If a worst-case scenario is barreling down on the LGBTQ+ community, it will encounter speed bumps.

In New Jersey, for example, there is strong pro-equality language in the marriage statutes. "In 2022, they rewrote the marriage laws to be gender-neutral," Kavin said, "in anticipation that something might change on the federal level. New Jersey has very strong protections, but obviously many states don't."

Federally, the Respect for Marriage Act, signed into law by President Joe Biden, also in 2022, requires federal and state governments to recognize same-sex and interracial marriages, according to the laws of the state where the marriage occurred. Until that is overturned, all existing marriages will have to be recognized, nationwide.

But that wouldn't prevent new laws, forbidding new marriages.

"While I don't think you would see existing marriages voided, it's very, very possible that you would see the end of the licensing of new marriages," Kavin said.

Moreover, federal laws can be annulled.

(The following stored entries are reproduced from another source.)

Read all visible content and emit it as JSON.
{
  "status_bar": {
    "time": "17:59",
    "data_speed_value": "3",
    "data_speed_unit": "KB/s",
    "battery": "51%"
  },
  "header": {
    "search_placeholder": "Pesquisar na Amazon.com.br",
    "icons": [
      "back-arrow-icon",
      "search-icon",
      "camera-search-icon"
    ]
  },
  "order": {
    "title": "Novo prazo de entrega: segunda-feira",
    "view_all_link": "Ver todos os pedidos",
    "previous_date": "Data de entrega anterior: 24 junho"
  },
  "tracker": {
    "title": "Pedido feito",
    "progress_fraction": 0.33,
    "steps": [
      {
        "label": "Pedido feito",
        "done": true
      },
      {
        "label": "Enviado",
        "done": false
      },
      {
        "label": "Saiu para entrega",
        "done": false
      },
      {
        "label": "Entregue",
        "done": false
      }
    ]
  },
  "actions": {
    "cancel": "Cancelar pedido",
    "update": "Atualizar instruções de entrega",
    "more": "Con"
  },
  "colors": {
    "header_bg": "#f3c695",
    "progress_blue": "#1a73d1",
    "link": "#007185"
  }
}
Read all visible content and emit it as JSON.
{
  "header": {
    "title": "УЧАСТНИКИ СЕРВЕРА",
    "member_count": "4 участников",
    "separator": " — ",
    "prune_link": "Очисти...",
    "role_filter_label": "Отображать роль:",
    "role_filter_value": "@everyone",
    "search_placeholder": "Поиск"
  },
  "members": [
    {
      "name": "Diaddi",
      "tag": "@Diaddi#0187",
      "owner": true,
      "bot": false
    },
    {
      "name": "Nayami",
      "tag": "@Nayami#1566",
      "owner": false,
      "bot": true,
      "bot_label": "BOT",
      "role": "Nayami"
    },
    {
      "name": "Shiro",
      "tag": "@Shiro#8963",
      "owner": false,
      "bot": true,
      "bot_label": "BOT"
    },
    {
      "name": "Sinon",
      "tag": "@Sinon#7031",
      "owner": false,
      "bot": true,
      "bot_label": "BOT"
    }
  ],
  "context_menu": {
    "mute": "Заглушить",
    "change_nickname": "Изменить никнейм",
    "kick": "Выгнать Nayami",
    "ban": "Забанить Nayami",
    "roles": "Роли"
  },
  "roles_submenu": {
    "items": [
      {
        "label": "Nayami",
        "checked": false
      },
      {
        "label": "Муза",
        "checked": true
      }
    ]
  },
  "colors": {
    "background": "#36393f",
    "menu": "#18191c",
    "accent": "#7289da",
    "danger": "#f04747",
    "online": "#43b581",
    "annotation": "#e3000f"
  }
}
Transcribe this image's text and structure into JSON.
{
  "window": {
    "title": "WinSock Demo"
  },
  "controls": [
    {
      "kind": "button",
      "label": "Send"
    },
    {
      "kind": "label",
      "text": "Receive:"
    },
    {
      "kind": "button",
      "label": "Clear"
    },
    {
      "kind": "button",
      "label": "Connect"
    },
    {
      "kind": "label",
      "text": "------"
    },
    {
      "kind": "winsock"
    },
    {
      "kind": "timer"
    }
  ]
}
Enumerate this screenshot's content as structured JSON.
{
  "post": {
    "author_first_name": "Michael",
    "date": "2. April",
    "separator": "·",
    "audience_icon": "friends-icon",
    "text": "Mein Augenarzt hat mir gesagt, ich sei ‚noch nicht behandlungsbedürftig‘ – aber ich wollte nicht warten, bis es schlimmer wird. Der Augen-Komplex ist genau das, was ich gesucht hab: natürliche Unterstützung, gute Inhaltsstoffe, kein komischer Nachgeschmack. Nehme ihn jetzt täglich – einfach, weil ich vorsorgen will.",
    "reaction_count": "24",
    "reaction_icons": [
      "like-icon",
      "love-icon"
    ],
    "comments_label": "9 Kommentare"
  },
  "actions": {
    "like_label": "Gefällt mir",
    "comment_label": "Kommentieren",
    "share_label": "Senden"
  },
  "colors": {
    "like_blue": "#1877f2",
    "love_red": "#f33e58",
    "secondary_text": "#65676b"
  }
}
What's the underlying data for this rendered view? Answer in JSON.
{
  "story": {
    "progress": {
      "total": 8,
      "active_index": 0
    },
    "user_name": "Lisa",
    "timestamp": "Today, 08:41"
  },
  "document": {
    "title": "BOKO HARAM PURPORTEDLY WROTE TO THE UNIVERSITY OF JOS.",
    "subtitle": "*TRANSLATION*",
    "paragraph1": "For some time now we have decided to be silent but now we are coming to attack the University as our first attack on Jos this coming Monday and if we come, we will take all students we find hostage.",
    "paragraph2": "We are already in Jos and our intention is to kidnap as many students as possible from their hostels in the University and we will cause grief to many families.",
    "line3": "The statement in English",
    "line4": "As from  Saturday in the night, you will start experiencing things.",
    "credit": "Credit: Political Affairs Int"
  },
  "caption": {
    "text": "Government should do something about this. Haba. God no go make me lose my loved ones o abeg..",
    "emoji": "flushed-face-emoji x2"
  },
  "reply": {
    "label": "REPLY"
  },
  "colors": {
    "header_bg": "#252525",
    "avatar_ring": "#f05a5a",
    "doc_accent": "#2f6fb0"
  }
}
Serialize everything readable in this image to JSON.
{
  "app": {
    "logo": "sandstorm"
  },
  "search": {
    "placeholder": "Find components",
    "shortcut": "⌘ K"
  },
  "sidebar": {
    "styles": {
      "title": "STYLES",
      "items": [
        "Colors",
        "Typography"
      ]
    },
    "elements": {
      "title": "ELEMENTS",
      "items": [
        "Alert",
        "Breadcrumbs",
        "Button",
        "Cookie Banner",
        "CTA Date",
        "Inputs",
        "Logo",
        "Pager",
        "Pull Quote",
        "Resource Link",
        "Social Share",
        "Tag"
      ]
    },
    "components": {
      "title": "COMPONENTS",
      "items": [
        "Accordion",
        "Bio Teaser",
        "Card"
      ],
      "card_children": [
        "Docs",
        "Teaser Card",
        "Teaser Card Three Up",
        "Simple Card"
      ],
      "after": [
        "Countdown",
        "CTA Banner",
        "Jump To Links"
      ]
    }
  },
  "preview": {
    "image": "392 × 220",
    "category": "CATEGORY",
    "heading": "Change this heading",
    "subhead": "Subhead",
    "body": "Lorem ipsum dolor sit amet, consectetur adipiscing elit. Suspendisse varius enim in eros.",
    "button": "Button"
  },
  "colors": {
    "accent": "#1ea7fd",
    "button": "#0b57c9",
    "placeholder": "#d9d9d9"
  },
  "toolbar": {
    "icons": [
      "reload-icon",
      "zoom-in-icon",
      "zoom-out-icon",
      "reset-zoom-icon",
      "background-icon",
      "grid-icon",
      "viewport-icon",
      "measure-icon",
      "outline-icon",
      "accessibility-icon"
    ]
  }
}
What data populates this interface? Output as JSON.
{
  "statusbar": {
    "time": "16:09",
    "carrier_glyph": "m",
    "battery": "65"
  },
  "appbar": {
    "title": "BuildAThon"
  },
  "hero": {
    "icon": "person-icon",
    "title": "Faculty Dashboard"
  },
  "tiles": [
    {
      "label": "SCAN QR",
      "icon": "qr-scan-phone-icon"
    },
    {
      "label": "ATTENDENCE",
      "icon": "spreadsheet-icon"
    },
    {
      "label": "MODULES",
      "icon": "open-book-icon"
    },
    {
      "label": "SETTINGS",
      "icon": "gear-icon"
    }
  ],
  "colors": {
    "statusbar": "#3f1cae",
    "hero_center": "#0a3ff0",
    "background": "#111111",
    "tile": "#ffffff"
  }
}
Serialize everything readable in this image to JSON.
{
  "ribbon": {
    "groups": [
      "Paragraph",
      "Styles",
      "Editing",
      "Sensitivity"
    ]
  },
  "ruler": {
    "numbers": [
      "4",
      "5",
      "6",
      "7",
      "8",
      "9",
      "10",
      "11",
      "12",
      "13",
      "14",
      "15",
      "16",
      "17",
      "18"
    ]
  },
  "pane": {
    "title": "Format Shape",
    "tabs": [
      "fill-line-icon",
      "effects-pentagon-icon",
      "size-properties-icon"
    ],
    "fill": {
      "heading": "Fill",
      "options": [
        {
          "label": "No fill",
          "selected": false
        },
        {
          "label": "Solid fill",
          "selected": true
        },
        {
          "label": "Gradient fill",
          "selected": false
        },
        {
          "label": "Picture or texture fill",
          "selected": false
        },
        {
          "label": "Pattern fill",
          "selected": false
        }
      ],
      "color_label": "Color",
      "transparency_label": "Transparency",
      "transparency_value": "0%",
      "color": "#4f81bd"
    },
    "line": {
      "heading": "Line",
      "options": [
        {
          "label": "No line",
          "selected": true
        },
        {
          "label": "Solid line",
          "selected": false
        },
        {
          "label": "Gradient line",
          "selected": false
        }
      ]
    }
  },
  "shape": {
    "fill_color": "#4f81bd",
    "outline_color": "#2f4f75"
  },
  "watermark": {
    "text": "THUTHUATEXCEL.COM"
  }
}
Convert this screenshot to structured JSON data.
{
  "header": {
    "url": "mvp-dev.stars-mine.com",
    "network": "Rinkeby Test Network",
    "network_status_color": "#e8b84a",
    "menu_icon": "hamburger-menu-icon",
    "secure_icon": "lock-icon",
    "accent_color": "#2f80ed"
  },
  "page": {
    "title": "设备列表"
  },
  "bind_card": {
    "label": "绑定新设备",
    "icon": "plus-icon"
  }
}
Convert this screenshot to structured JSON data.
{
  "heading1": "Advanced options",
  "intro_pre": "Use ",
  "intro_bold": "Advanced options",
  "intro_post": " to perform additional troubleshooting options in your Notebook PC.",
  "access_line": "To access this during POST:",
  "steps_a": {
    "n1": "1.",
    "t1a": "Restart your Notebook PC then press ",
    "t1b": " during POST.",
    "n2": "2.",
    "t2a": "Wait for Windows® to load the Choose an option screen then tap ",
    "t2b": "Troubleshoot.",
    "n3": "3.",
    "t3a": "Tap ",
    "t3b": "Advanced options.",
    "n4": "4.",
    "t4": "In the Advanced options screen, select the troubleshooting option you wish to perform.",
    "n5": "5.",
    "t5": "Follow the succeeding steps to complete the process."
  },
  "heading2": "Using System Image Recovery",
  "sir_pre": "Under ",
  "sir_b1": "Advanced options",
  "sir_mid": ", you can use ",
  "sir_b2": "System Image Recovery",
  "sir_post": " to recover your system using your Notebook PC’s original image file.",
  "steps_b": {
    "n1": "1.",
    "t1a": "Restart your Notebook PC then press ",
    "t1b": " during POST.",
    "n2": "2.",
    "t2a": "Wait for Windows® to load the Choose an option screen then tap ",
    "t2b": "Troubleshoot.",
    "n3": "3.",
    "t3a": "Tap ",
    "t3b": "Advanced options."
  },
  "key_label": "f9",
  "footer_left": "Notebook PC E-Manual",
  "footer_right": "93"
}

The Dobbs decision, reversing Roe v. Wade, was one example.

The majority 2022 opinion on Dobbs pronounced that its legal argument was confined specifically to abortion. But in his separate, "concurrent" opinion, justice Clarence Thomas argued that, on the contrary, it ought to be applied more broadly.

"He specifically singled out not only Obergefell, which is the marriage case, but also Lawrence v. Texas from 2003, which is the sodomy case," Kavin said. "So he's specifically citing these examples of cases that should be reexamined."

Whether such a thing happens may depend not just on the vigor of conservatives in pursuing the case, but also, conversely, on the public's willingness to push back.